On a more personal note, he liked to drink.  He wasn't a regular drinker, but when he was about to blow a gasket, he would start to scratch his head, a sure sign that he was about to go on a bender.  Apparently he was a fun drinker living among folks who didn't cotton to drinking.


More than once, I heard stories of his fear of his mother, Julianne.  My grandmother, Samantha, told stories of this and particularly I recall his coming home a little wobbly one evening and falling asleep in the dog trot.  Samantha  said her efforts to get him to wake up and come to bed were met with silence, but when she whispered in his ear that Julianne was coming, he was upright and off to bed.


Another story I heard more than once was that he liked to trade.  He would go to town with a horse and come home with a mule.


In addition to farming, he also worked for a while in a sawmill.  Somewhere I have an old photo of him which undoubtedly was taken by an itinerant photographer which pictures him on cross ties his work gloves placed on his knees.  It's a great photograph.  The image conveys his youthfulness; he couldn't have been more than twenty.  He was a handsome fellow who looked like he could use a few more big meals.  One could also see the intelligence and playfulness in his eyes.


I think he did a lot of jobs.  The only other one I can remember is truck driver.  My mother has told me of her riding with him on some of his long haul trips when she was just a kid.


Regardless of the other jobs, he was at heart a farmer.

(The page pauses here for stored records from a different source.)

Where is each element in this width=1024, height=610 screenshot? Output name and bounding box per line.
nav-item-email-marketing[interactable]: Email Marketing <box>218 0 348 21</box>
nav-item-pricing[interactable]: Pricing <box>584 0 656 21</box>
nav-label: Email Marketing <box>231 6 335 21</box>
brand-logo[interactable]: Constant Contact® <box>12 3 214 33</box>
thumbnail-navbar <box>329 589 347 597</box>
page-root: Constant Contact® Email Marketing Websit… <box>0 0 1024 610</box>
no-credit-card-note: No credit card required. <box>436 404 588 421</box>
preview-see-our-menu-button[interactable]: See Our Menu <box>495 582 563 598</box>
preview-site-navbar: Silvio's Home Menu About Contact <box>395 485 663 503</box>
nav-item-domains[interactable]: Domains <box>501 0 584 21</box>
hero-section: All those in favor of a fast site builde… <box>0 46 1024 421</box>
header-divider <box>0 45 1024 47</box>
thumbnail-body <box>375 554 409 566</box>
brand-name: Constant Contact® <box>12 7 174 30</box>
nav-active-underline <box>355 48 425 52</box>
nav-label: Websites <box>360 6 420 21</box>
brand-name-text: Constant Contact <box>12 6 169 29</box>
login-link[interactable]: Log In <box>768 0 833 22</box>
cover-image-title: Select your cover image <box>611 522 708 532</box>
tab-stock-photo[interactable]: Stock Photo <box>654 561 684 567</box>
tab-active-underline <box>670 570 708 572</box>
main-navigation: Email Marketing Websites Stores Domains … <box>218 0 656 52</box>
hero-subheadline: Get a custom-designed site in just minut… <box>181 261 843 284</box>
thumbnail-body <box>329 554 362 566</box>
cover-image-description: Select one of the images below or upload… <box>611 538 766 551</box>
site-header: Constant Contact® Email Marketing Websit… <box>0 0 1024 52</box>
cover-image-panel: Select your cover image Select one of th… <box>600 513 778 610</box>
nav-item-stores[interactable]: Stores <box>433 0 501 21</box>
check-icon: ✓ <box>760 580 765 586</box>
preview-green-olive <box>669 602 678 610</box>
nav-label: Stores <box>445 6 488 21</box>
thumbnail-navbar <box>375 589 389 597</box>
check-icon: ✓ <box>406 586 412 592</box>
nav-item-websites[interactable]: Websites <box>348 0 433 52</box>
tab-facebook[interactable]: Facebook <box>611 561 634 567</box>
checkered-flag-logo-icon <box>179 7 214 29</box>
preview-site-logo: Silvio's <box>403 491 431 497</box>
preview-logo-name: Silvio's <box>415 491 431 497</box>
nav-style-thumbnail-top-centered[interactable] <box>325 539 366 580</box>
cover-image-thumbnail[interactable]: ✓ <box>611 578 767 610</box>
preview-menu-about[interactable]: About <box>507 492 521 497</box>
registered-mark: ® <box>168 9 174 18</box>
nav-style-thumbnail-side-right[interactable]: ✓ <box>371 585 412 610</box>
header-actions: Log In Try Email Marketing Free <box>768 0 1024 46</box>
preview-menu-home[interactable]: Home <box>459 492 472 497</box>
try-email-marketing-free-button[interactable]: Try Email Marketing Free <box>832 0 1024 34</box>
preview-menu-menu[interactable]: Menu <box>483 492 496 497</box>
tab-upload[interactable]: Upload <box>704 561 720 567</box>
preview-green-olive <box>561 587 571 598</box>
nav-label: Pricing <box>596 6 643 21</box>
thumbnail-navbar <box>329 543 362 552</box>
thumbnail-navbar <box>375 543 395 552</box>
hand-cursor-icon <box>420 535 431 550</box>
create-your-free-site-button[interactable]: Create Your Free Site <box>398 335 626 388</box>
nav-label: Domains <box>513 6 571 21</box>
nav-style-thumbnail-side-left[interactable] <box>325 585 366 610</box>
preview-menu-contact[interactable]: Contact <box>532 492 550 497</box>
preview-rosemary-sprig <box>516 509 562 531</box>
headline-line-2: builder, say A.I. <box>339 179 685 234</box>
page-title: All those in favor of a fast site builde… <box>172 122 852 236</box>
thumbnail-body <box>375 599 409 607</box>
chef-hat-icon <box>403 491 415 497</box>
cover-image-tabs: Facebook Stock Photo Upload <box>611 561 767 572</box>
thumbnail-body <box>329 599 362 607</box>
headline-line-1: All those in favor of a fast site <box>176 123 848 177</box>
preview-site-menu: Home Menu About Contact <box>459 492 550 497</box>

There is another photo which is both joyful and poignant at the same moment.  It's an amateur photo of Harrison and Samantha, her in her white dress, him in a dark suit wearing white gloves.  They are so young.  Samantha, because of the untimely death of her mother, raised the four younger sisters.  At least, I think, she married a good man, a man with grit, and heart, and joy, and reared a boy and a girl of her own.


Yeah, I suspect his untimely death cheated me a little.  I'll never know how much, but I suspect a lot.